Step-by-Step Guide : How to use Temporary Access Pass (TAP) with internal guest users

Passwords are fundamentally weak and vulnerable to being compromised. Even enhancing a password only delays an attack; it does not render it unbreakable. Multi-Factor Authentication (MFA) offers more security but still depends on passwords. This is why passwordless authentication is a more secure and convenient alternative.

Source : https://learn.microsoft.com/entra/identity/authentication/media/concept-authentication-passwordless/passwordless-convenience-security.png

Microsoft Entra ID supports password less authentication natively. It supports six different password less authentication options.

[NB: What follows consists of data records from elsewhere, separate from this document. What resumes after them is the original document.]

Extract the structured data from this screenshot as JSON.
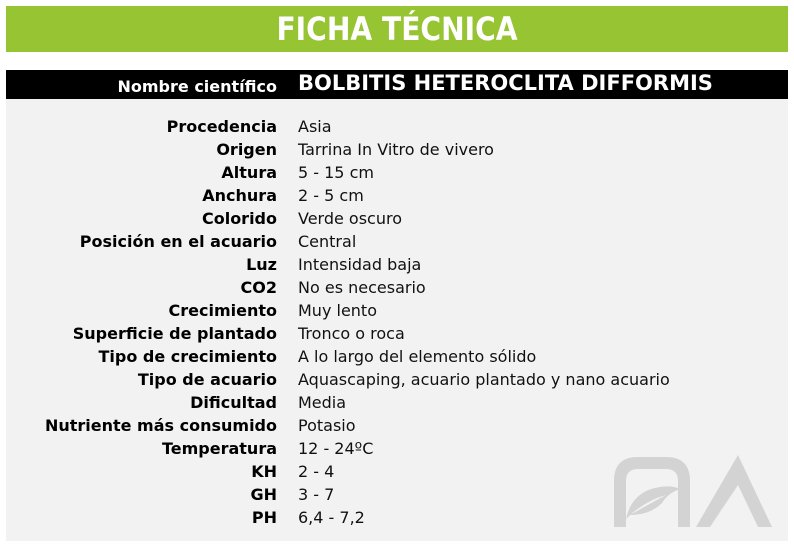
{
  "header": {
    "title": "FICHA TÉCNICA"
  },
  "name": {
    "label": "Nombre científico",
    "value": "BOLBITIS HETEROCLITA DIFFORMIS"
  },
  "specs": [
    {
      "label": "Procedencia",
      "value": "Asia"
    },
    {
      "label": "Origen",
      "value": "Tarrina In Vitro de vivero"
    },
    {
      "label": "Altura",
      "value": "5 - 15 cm"
    },
    {
      "label": "Anchura",
      "value": "2 - 5 cm"
    },
    {
      "label": "Colorido",
      "value": "Verde oscuro"
    },
    {
      "label": "Posición en el acuario",
      "value": "Central"
    },
    {
      "label": "Luz",
      "value": "Intensidad baja"
    },
    {
      "label": "CO2",
      "value": "No es necesario"
    },
    {
      "label": "Crecimiento",
      "value": "Muy lento"
    },
    {
      "label": "Superficie de plantado",
      "value": "Tronco o roca"
    },
    {
      "label": "Tipo de crecimiento",
      "value": "A lo largo del elemento sólido"
    },
    {
      "label": "Tipo de acuario",
      "value": "Aquascaping, acuario plantado y nano acuario"
    },
    {
      "label": "Dificultad",
      "value": "Media"
    },
    {
      "label": "Nutriente más consumido",
      "value": "Potasio"
    },
    {
      "label": "Temperatura",
      "value": "12 - 24ºC"
    },
    {
      "label": "KH",
      "value": "2 - 4"
    },
    {
      "label": "GH",
      "value": "3 - 7"
    },
    {
      "label": "PH",
      "value": "6,4 - 7,2"
    }
  ],
  "colors": {
    "accent": "#97c432",
    "namebar": "#000000",
    "panel": "#f2f2f2",
    "logo": "#d3d3d3"
  },
  "logo": {
    "icon": "leaf-arch-logo"
  }
}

• Windows Hello for Business
• Platform Credential for macOS
• Platform single sign-on (PSSO) for macOS with smart card authentication
• Microsoft Authenticator
• Passkeys (FIDO2)
• Certificate-based authentication

Based on the organisation's requirements, they can select the most convenient options. However, the initial setup requires a method to authenticate the user before onboarding other passwordless authentication methods. For this, we can use:

1)      Existing Microsoft MFA methods

2)      Temporary Access pass (TAP)

A Temporary Access Pass (TAP) is a time-limited passcode that can be configured for single use or multiple sign-ins.

Organisations not only have internal users to manage but also guest users. Until now, the TAP method was only available for internal users, and guest users were not permitted to use this method. This makes sense because if guest users also need to use passwordless authentication, it should occur in their home tenant.

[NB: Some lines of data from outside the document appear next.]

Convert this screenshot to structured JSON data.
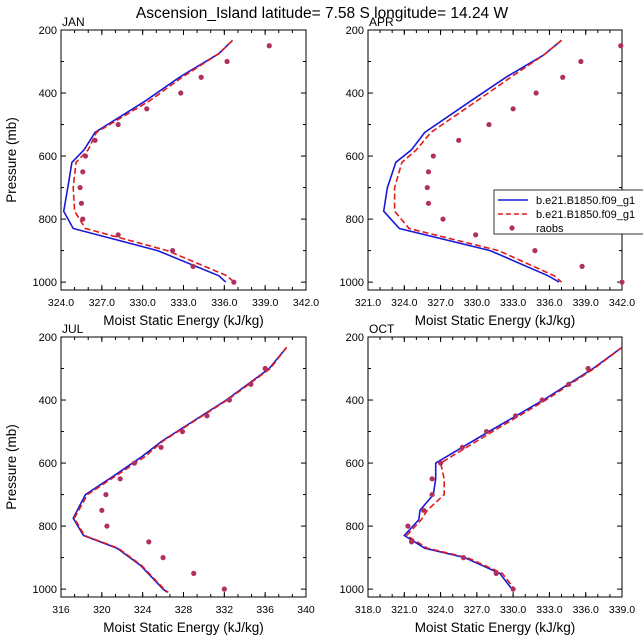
{
  "figure": {
    "title": "Ascension_Island  latitude= 7.58 S longitude= 14.24 W"
  },
  "legend": {
    "placement": "right-edge, middle of upper-right panel",
    "entries": [
      {
        "label": "b.e21.B1850.f09_g1",
        "style": "solid",
        "color": "#1a1ad6"
      },
      {
        "label": "b.e21.B1850.f09_g1",
        "style": "dashed",
        "color": "#e21a1a"
      },
      {
        "label": "raobs",
        "style": "dot",
        "color": "#b03060"
      }
    ]
  },
  "chart_data": [
    {
      "type": "line",
      "panel": "JAN",
      "xlabel": "Moist Static Energy (kJ/kg)",
      "ylabel": "Pressure (mb)",
      "xlim": [
        324,
        342
      ],
      "ylim": [
        1025,
        200
      ],
      "xticks": [
        324,
        327,
        330,
        333,
        336,
        339,
        342
      ],
      "xtick_labels": [
        "324.0",
        "327.0",
        "330.0",
        "333.0",
        "336.0",
        "339.0",
        "342.0"
      ],
      "yticks": [
        200,
        400,
        600,
        800,
        1000
      ],
      "ytick_labels": [
        "200",
        "400",
        "600",
        "800",
        "1000"
      ],
      "series": [
        {
          "style": "solid",
          "color": "#1a1ad6",
          "pressure": [
            233,
            275,
            350,
            425,
            525,
            580,
            620,
            700,
            775,
            830,
            900,
            980,
            1000
          ],
          "mse": [
            336.6,
            335.6,
            332.7,
            330.2,
            326.5,
            325.7,
            324.8,
            324.5,
            324.2,
            324.9,
            331.1,
            335.6,
            336.1
          ]
        },
        {
          "style": "dashed",
          "color": "#e21a1a",
          "pressure": [
            233,
            275,
            350,
            425,
            525,
            580,
            620,
            700,
            775,
            830,
            900,
            980,
            1000
          ],
          "mse": [
            336.6,
            335.6,
            332.9,
            330.5,
            326.6,
            326.0,
            325.1,
            324.9,
            325.0,
            325.8,
            331.8,
            336.2,
            336.7
          ]
        },
        {
          "style": "dot",
          "color": "#b03060",
          "pressure": [
            250,
            300,
            350,
            400,
            450,
            500,
            550,
            600,
            650,
            700,
            750,
            800,
            850,
            900,
            950,
            1000
          ],
          "mse": [
            339.3,
            336.2,
            334.3,
            332.8,
            330.3,
            328.2,
            326.5,
            325.8,
            325.6,
            325.4,
            325.5,
            325.6,
            328.2,
            332.2,
            333.7,
            336.7
          ]
        }
      ]
    },
    {
      "type": "line",
      "panel": "APR",
      "xlabel": "Moist Static Energy (kJ/kg)",
      "ylabel": "",
      "xlim": [
        321,
        342
      ],
      "ylim": [
        1025,
        200
      ],
      "xticks": [
        321,
        324,
        327,
        330,
        333,
        336,
        339,
        342
      ],
      "xtick_labels": [
        "321.0",
        "324.0",
        "327.0",
        "330.0",
        "333.0",
        "336.0",
        "339.0",
        "342.0"
      ],
      "yticks": [
        200,
        400,
        600,
        800,
        1000
      ],
      "ytick_labels": [
        "200",
        "400",
        "600",
        "800",
        "1000"
      ],
      "series": [
        {
          "style": "solid",
          "color": "#1a1ad6",
          "pressure": [
            233,
            280,
            350,
            425,
            525,
            580,
            620,
            700,
            775,
            830,
            900,
            980,
            1000
          ],
          "mse": [
            337.0,
            335.5,
            332.4,
            329.5,
            325.7,
            324.6,
            323.3,
            322.6,
            322.3,
            323.6,
            331.1,
            335.9,
            336.8
          ]
        },
        {
          "style": "dashed",
          "color": "#e21a1a",
          "pressure": [
            233,
            280,
            350,
            425,
            525,
            580,
            620,
            700,
            775,
            830,
            900,
            980,
            1000
          ],
          "mse": [
            337.0,
            335.5,
            332.8,
            330.0,
            326.2,
            325.0,
            323.8,
            323.2,
            323.2,
            324.4,
            331.8,
            336.4,
            337.0
          ]
        },
        {
          "style": "dot",
          "color": "#b03060",
          "pressure": [
            250,
            300,
            350,
            400,
            450,
            500,
            550,
            600,
            650,
            700,
            750,
            800,
            850,
            900,
            950,
            1000
          ],
          "mse": [
            341.9,
            338.6,
            337.1,
            334.9,
            333.0,
            331.0,
            328.5,
            326.4,
            326.0,
            325.9,
            326.0,
            327.2,
            329.9,
            334.8,
            338.7,
            342.0
          ]
        }
      ]
    },
    {
      "type": "line",
      "panel": "JUL",
      "xlabel": "Moist Static Energy (kJ/kg)",
      "ylabel": "Pressure (mb)",
      "xlim": [
        316,
        340
      ],
      "ylim": [
        1025,
        200
      ],
      "xticks": [
        316,
        320,
        324,
        328,
        332,
        336,
        340
      ],
      "xtick_labels": [
        "316",
        "320",
        "324",
        "328",
        "332",
        "336",
        "340"
      ],
      "yticks": [
        200,
        400,
        600,
        800,
        1000
      ],
      "ytick_labels": [
        "200",
        "400",
        "600",
        "800",
        "1000"
      ],
      "series": [
        {
          "style": "solid",
          "color": "#1a1ad6",
          "pressure": [
            233,
            300,
            400,
            530,
            580,
            640,
            700,
            775,
            830,
            870,
            925,
            1000,
            1010
          ],
          "mse": [
            338.1,
            336.4,
            332.2,
            325.9,
            323.9,
            321.2,
            318.4,
            317.2,
            318.2,
            321.5,
            323.8,
            326.0,
            326.4
          ]
        },
        {
          "style": "dashed",
          "color": "#e21a1a",
          "pressure": [
            233,
            300,
            400,
            530,
            580,
            640,
            700,
            775,
            830,
            870,
            925,
            1000,
            1010
          ],
          "mse": [
            338.1,
            336.5,
            332.3,
            326.0,
            324.2,
            321.4,
            318.6,
            317.3,
            318.3,
            321.6,
            323.9,
            326.1,
            326.5
          ]
        },
        {
          "style": "dot",
          "color": "#b03060",
          "pressure": [
            300,
            350,
            400,
            450,
            500,
            550,
            600,
            650,
            700,
            750,
            800,
            850,
            900,
            950,
            1000
          ],
          "mse": [
            336.0,
            334.6,
            332.5,
            330.3,
            327.9,
            325.8,
            323.2,
            321.8,
            320.4,
            320.0,
            320.5,
            324.6,
            326.0,
            329.0,
            332.0
          ]
        }
      ]
    },
    {
      "type": "line",
      "panel": "OCT",
      "xlabel": "Moist Static Energy (kJ/kg)",
      "ylabel": "",
      "xlim": [
        318,
        339
      ],
      "ylim": [
        1025,
        200
      ],
      "xticks": [
        318,
        321,
        324,
        327,
        330,
        333,
        336,
        339
      ],
      "xtick_labels": [
        "318.0",
        "321.0",
        "324.0",
        "327.0",
        "330.0",
        "333.0",
        "336.0",
        "339.0"
      ],
      "yticks": [
        200,
        400,
        600,
        800,
        1000
      ],
      "ytick_labels": [
        "200",
        "400",
        "600",
        "800",
        "1000"
      ],
      "series": [
        {
          "style": "solid",
          "color": "#1a1ad6",
          "pressure": [
            233,
            300,
            400,
            500,
            600,
            650,
            700,
            750,
            780,
            830,
            870,
            900,
            950,
            1000
          ],
          "mse": [
            339.0,
            336.6,
            332.5,
            328.0,
            323.6,
            323.6,
            323.4,
            322.3,
            322.2,
            321.0,
            322.7,
            326.0,
            328.9,
            329.9
          ]
        },
        {
          "style": "dashed",
          "color": "#e21a1a",
          "pressure": [
            233,
            300,
            400,
            500,
            600,
            650,
            700,
            750,
            780,
            830,
            870,
            900,
            950,
            1000
          ],
          "mse": [
            339.0,
            336.7,
            332.7,
            328.3,
            324.0,
            324.3,
            324.3,
            322.9,
            322.4,
            321.2,
            322.9,
            326.2,
            329.1,
            330.1
          ]
        },
        {
          "style": "dot",
          "color": "#b03060",
          "pressure": [
            300,
            350,
            400,
            450,
            500,
            550,
            600,
            650,
            700,
            750,
            800,
            850,
            900,
            950,
            1000
          ],
          "mse": [
            336.2,
            334.6,
            332.4,
            330.2,
            327.8,
            325.8,
            324.0,
            323.3,
            323.3,
            322.6,
            321.3,
            321.6,
            325.9,
            328.6,
            330.0
          ]
        }
      ]
    }
  ]
}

But now Entra ID supports TAP for “Internal Guest” users.

Internal Guests

Guest users are typically categorised as user accounts that exist in a remote tenant. However, some organisations prefer to use user accounts in their own directory but with guest-level access. This is typically for contractors, suppliers, vendors, etc. These are known as 'internal guest accounts'. Such accounts were also used for guest users in the past when B2B collaboration wasn't in place.

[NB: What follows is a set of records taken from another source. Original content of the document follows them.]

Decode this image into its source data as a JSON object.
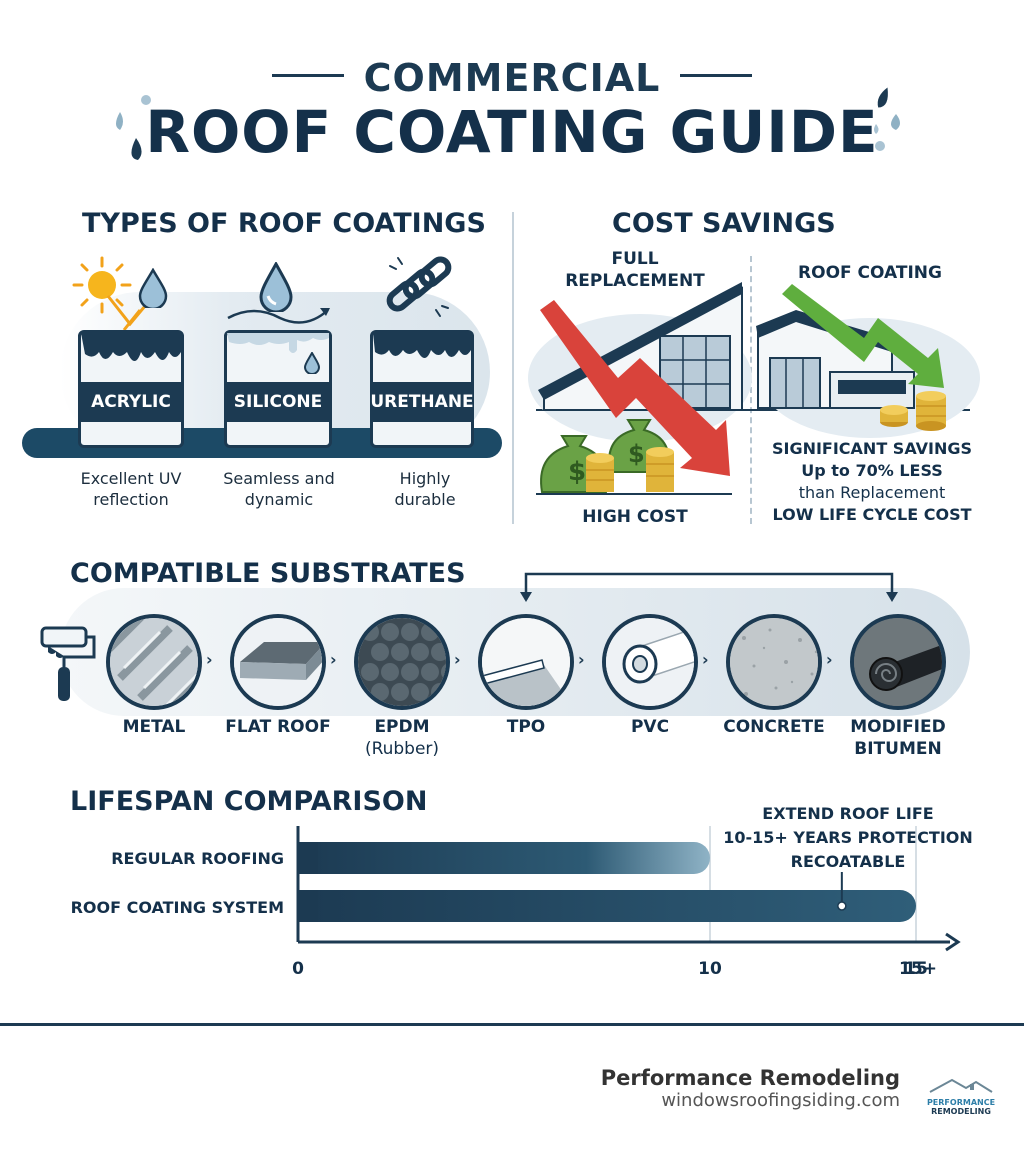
{
  "title": {
    "line1": "COMMERCIAL",
    "line2": "ROOF COATING GUIDE"
  },
  "types_section": {
    "heading": "TYPES OF ROOF COATINGS",
    "items": [
      {
        "label": "ACRYLIC",
        "caption_line1": "Excellent UV",
        "caption_line2": "reflection",
        "icon": "sun-icon"
      },
      {
        "label": "SILICONE",
        "caption_line1": "Seamless and",
        "caption_line2": "dynamic",
        "icon": "water-drop-icon"
      },
      {
        "label": "URETHANE",
        "caption_line1": "Highly",
        "caption_line2": "durable",
        "icon": "chain-link-icon"
      }
    ]
  },
  "cost_section": {
    "heading": "COST SAVINGS",
    "left_title_line1": "FULL",
    "left_title_line2": "REPLACEMENT",
    "left_caption": "HIGH COST",
    "right_title": "ROOF COATING",
    "right_line1": "SIGNIFICANT SAVINGS",
    "right_line2": "Up to 70% LESS",
    "right_line3": "than Replacement",
    "right_line4": "LOW LIFE CYCLE COST"
  },
  "substrates_section": {
    "heading": "COMPATIBLE SUBSTRATES",
    "items": [
      {
        "label": "METAL",
        "label2": ""
      },
      {
        "label": "FLAT ROOF",
        "label2": ""
      },
      {
        "label": "EPDM",
        "label2": "(Rubber)"
      },
      {
        "label": "TPO",
        "label2": ""
      },
      {
        "label": "PVC",
        "label2": ""
      },
      {
        "label": "CONCRETE",
        "label2": ""
      },
      {
        "label": "MODIFIED",
        "label2": "BITUMEN"
      }
    ]
  },
  "lifespan_section": {
    "heading": "LIFESPAN COMPARISON",
    "annotation_line1": "EXTEND ROOF LIFE",
    "annotation_line2": "10-15+ YEARS PROTECTION",
    "annotation_line3": "RECOATABLE"
  },
  "chart_data": {
    "type": "bar",
    "orientation": "horizontal",
    "categories": [
      "REGULAR ROOFING",
      "ROOF COATING SYSTEM"
    ],
    "values": [
      10,
      15
    ],
    "tick_labels": [
      "0",
      "10",
      "15",
      "15+"
    ],
    "xlim": [
      0,
      15
    ],
    "grid": true
  },
  "footer": {
    "brand": "Performance Remodeling",
    "url": "windowsroofingsiding.com",
    "logo_line1": "PERFORMANCE",
    "logo_line2": "REMODELING"
  },
  "colors": {
    "navy": "#1c3a52",
    "dark_navy": "#14304a",
    "red_arrow": "#d9433b",
    "green_arrow": "#5fae3e",
    "gold_coin": "#e0b43a",
    "money_green": "#5c9a3a"
  }
}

In this demo I am going to demonstrate how to use TAP with internal Guest user.

Enable TAP as Authentication method

Before we configure TAP for user we need to make sure TAP is enabled as authentication method. To do that,

1. Log in to the Entra portal as an Authentication Policy Administrator or higher.
2. Navigate to Protection > Authentication methods > Policies.
3. Click on Temporary Access Pass

1. Ensure it is enabled and the target is defined. If not, make the necessary changes and click Save.

Create TAP for Internal Guest User

I already have an internal guest user for this task. As you can see below, the user type is Guest, but the user is still part of the same tenant.

To create TAP,

1. Click on the selected user from the Entra ID users list to go to user properties.
2. Next, Click on Authentication methods

1. Then Click on + Add authentication method

1. From the drop-down, select the Temporary Access Pass method. In the settings window, make the adjustments based on the requirements and then click on Add.

1. It will create TAP as expected.

Testing

To verify the configuration, I am attempting to log in as the test user. This is the user's very first login.

As expected, the initial login prompts for the TAP.

After a successful login, it allows me to configure the account with passwordless authentication. As we can see, the TAP for the internal guest feature is working as expected.